NVO’s Label Expansion Plans to Boost Demand
Novo Nordisk is actively exploring additional uses for semaglutide, including evaluating Wegovy for heart failure in diabetes and obesity patients and Ozempic as a treatment for T2D and chronic kidney disease (CKD). The company is also studying semaglutide for metabolic dysfunction-associated steatohepatitis. These efforts could expand the eligible patient base for the drug, pending approval.
Wegovy’s label has been expanded in the United States and the EU to reduce the risk of serious heart problems in obese/overweight adults, which has been boosting its sales. The company is looking to further expand Wegovy’s label to treat patients with obesity-related heart failure with preserved ejection fraction in the EU and U.S. markets. Additionally, a late-stage cardiovascular outcomes study evaluating oral semaglutide (Rybelsus) as an adjunct to the standard of care for the prevention of serious heart problems in T2D patients met its primary endpoint. A regulatory filing seeking the label expansion of Ozempic to treat patients with T2D and CKD is currently under review in the EU.
Beyond diabetes and obesity, Novo Nordisk is diversifying its portfolio by developing Mim8 for hemophilia A, with plans to submit it for regulatory approval soon. Alhemo (concizumab) recently received approval in the EU for treating haemophilia A or B with inhibitors. Alhemo is not approved in the United States.
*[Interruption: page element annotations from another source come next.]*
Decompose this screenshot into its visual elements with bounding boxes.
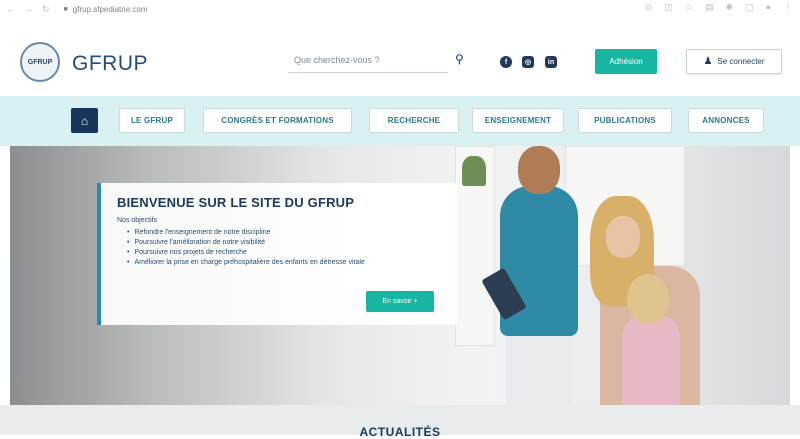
user-icon: ♟ (703, 56, 713, 67)
nav-item-annonces[interactable]: ANNONCES (688, 108, 764, 133)
back-icon[interactable]: ← (6, 4, 15, 15)
mother-face (606, 216, 640, 258)
child-figure (622, 316, 680, 405)
sidepanel-icon[interactable]: ▢ (745, 2, 754, 13)
plant (462, 156, 486, 186)
search-input[interactable]: Que cherchez-vous ? (288, 51, 448, 73)
child-hair (627, 274, 669, 324)
extension-icon[interactable]: ▤ (705, 2, 714, 13)
login-label: Se connecter (717, 57, 765, 66)
linkedin-icon[interactable]: in (545, 56, 557, 68)
list-item: Améliorer la prise en charge préhospital… (127, 258, 441, 268)
news-title: ACTUALITÉS (359, 425, 441, 439)
puzzle-icon[interactable]: ✱ (726, 2, 734, 13)
site-brand[interactable]: GFRUP (72, 52, 148, 76)
browser-toolbar: ◎ ◫ ☆ ▤ ✱ ▢ ● ⋮ (645, 2, 792, 13)
search-icon[interactable]: ⚲ (455, 52, 464, 66)
doctor-head (518, 146, 560, 194)
home-icon[interactable]: ⌂ (71, 108, 98, 133)
facebook-icon[interactable]: f (500, 56, 512, 68)
gfrup-logo[interactable]: GFRUP (20, 42, 60, 82)
nav-item-enseignement[interactable]: ENSEIGNEMENT (472, 108, 564, 133)
lens-icon[interactable]: ◎ (645, 2, 653, 13)
menu-icon[interactable]: ⋮ (783, 2, 792, 13)
login-button[interactable]: ♟ Se connecter (686, 49, 782, 74)
list-item: Poursuivre nos projets de recherche (127, 248, 441, 258)
welcome-card: BIENVENUE SUR LE SITE DU GFRUP Nos objec… (97, 183, 457, 325)
objectives-list: Refondre l'enseignement de notre discipl… (117, 228, 441, 268)
nav-item-recherche[interactable]: RECHERCHE (369, 108, 459, 133)
address-bar[interactable]: ■ gfrup.sfpediatrie.com (64, 5, 148, 14)
star-icon[interactable]: ☆ (685, 2, 693, 13)
objectives-intro: Nos objectifs (117, 217, 158, 224)
site-header: GFRUP GFRUP Que cherchez-vous ? ⚲ f ◎ in… (0, 18, 800, 96)
welcome-title: BIENVENUE SUR LE SITE DU GFRUP (117, 195, 355, 210)
logo-text: GFRUP (27, 58, 53, 66)
nav-item-congres[interactable]: CONGRÈS ET FORMATIONS (203, 108, 352, 133)
browser-chrome: ← → ↻ ■ gfrup.sfpediatrie.com ◎ ◫ ☆ ▤ ✱ … (0, 0, 800, 18)
forward-icon[interactable]: → (24, 4, 33, 15)
list-item: Poursuivre l'amélioration de notre visib… (127, 238, 441, 248)
translate-icon[interactable]: ◫ (664, 2, 673, 13)
doctor-legs (506, 331, 572, 405)
list-item: Refondre l'enseignement de notre discipl… (127, 228, 441, 238)
main-nav: ⌂ LE GFRUP CONGRÈS ET FORMATIONS RECHERC… (0, 96, 800, 146)
instagram-icon[interactable]: ◎ (522, 56, 534, 68)
browser-nav: ← → ↻ (0, 4, 50, 15)
site-info-icon[interactable]: ■ (64, 6, 68, 13)
news-section: ACTUALITÉS (0, 405, 800, 439)
profile-icon[interactable]: ● (766, 2, 771, 13)
learn-more-button[interactable]: En savoir + (366, 291, 434, 312)
url-text: gfrup.sfpediatrie.com (72, 4, 148, 14)
reload-icon[interactable]: ↻ (42, 4, 50, 15)
nav-item-publications[interactable]: PUBLICATIONS (578, 108, 672, 133)
join-button[interactable]: Adhésion (595, 49, 657, 74)
nav-item-le-gfrup[interactable]: LE GFRUP (119, 108, 185, 133)
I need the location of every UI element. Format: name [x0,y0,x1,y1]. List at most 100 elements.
NVO’s Premium Valuation, Rising Estimates
Novo Nordisk is trading at a premium to the industry, as seen in the chart below. Going by the price/earnings ratio, the company’s shares currently trade at 18.6 forward earnings, which is higher than 16.69 for the industry.
NVO Stock Valuation
Image Source: Zacks Investment Research
Earnings estimates for 2025 have increased from $3.86 to $3.93 per share over the past 60 days. During the same time frame, Novo Nordisk’s 2026 earnings per share estimates have increased from $4.53 to $4.82.
NVO Estimate Movement
Image Source: Zacks Investment Research
The stock’s return on equity on a trailing 12-month basis is 84.69%, which is higher than 34.61% for the large drugmaker industry, as seen in the chart below.
NVO Return on Equity
Image Source: Zacks Investment Research
How to Play NVO Stock
Novo Nordisk exhibits significant growth potential in the future despite the recent pipeline setback that caused the stock price to slide temporarily. The removal of semaglutide medicines from the FDA’s drug shortage list, combined with the reduction in Wegovy prices to enhance patient access, is expected to drive growth in revenue and profit margins in the years to come, mainly fueled by higher sales of Wegovy and Ozempic.
Furthermore, the company is looking to expand the indications for Wegovy, Ozempic and Rybelsus to increase patient eligibility, which, if approved, would further boost revenues. Novo Nordisk is also developing new obesity treatments to stay competitive, especially in the U.S. market, which holds significant growth potential.
Thus, we can conclude that the temporary decline in the stock price should not bother long-term investors. In fact, potential new long-term investors are advised to capitalize on the opportunity and add NVO, carrying a Zacks Rank #2 (Buy) at present, to their portfolio. Investors who already own the stock can consider increasing their position for long-term gains.